RIO: Você vai parar de dirigir? É sua aposentadoria?

GERALD THOMAS: Eu não chamaria de aposentadoria. Aposentadoria implica receber pensão, não? Não é o meu caso. O meu é um pouco mais profundo. Acredite.

RIO: Se é um ''breve'' adeus, como você diz no artigo, você para por um tempo e depois volta?

GERALD: Não tenho nada decretado. Digo no meu artigo que preciso de tempo pra me achar e que não há originalidade alguma na minha geração. Digo que os tempos de hoje estão extremamente chatos, e as verdadeiras estrelas são aquelas fora do teatro: não faz mesmo sentido entreter um pequeno número de pessoas presas em cadeiras, vendo "miragens" no palco. Essa mentirinha está mal contada. E eu parei de contá-la. Mas não estou reclamando: me deram "the time of my life". Tive os melhores teatros do mundo e agradeço a Deus por isso.

RIO: Vai participar de projetos teatrais fora da direção?

GERALD: Eu parei. Procure me entender. Parei. O Gerald Thomas parou.

RIO: Vai deixar de assistir a peças também?

GERALD: Não quero nem ouvir falar de teatro ou em teatro.

O que você fará a partir de agora? Vai estudar? O quê? Vai viajar? Para onde?

GERALD: Vou trabalhar alguma prosa, pensar na vida. Pensar na vida. Repensar no que aconteceu e onde tudo se perdeu. Porque... te digo com toda a sinceridade: a mediocridade reina, seja na música, seja nas artes plásticas ou no cinema. Então... estamos atravessando um período onde é melhor se calar e... quieto no meu canto, vou pisar em outras calçadas que não NY e Londres, e essas que piso sempre.

RIO: Você fala que não tem vontade de criar um "iTheatro''. As experiências culturais ao vivo, como o teatro, estão em declínio? Quando se vai a um show de música, as pessoas não assistem mais a ele sem fotografar ou filmar. Se pudessem fazer o mesmo com as peças, ajudaria o teatro?

GERALD: Uma de minhas últimas peças foi "Kepler the dog: um cão que insultava mulheres", levada ao ar pelo "Ig". Então, isso, eu já fiz. Foi visto numa noite por mais gente do que uma peça é vista numa temporada inteira. Não culpo o público nunca. Culpo a nós mesmos por não termos tido a coragem de ter ido mais longe: ficamos nessa merda de desconstrutivismo por tempo demais. E deu no que deu. Caiu tudo. A minha geração não tem cultura, falta cultura a essa falta de cultura!
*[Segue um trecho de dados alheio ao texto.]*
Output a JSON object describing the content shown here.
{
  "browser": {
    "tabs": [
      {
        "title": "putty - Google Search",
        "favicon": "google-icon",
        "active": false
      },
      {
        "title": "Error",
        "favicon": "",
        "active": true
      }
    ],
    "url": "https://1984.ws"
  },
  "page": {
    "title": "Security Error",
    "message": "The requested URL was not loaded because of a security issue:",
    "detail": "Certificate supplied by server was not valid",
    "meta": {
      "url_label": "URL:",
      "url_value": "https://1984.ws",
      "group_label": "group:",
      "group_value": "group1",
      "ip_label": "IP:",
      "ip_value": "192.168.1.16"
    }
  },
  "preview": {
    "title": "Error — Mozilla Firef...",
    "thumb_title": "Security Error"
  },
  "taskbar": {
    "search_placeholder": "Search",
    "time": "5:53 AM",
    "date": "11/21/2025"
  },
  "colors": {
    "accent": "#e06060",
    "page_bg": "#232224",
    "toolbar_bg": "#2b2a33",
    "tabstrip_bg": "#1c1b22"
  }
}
RIO: Como entrar em contato com os que se nivelam pela "culturazinha de merda'', como você diz no seu artigo? A sua geração artística não teria conseguido lidar com isso?

GERALD: Não competíamos com a internet ou a TV a cabo e o Twitter e o celular que manda text message, e isso e aquilo. Isso tudo afasta qualquer pessoa da arte. Seja a arte que for. Havia um tempo para ser dedicado à arte. Havia uma imprensa que nos apoiava aqui em NY. Hoje a imprensa que resta (o "Village Voice") virou um bando de anúncio de travestis.

RIO: Acha que esse nivelamento por baixo, esse esvaziamento da arte, poderia se ligar a um também esvaziamento da política? Assim como as pessoas não teriam mais paixões políticas, estariam mais cínicas também para uma discussão da cultura?

GERALD: Como assim "não têm paixões políticas"? Coloquei toda a minha energia na campanha do presidente Obama ano passado. E acho ótimo ter feito isso!!!!! Aqui, nos EUA, não há cinismo algum em relação à política, e sim, um tremendo renascimento político. Não cultural. Mas político, sim.

RIO: Sua decisão de abandonar o teatro parece vir de um processo longo de reflexão. Mas houve algum acontecimento que tenha servido de gota d'água, de catalisador para essa sua decisão? O que foi?

GERALD: Foi há um mês, quando estive em Amsterdã pela 30 vez e vi um dos autorretratos de Rembrandt. Aquele que ele pintou aos 55 anos. Eu estou com 55 anos. Nos comunicamos através de um estranho olhar. Ele num tempo, e eu, num outro, divididos por 400 anos. Fiquei de tal forma emocionado com aquele quadro (que conheço a minha vida inteira) que dessa vez algo em mim simplesmente se quebrou.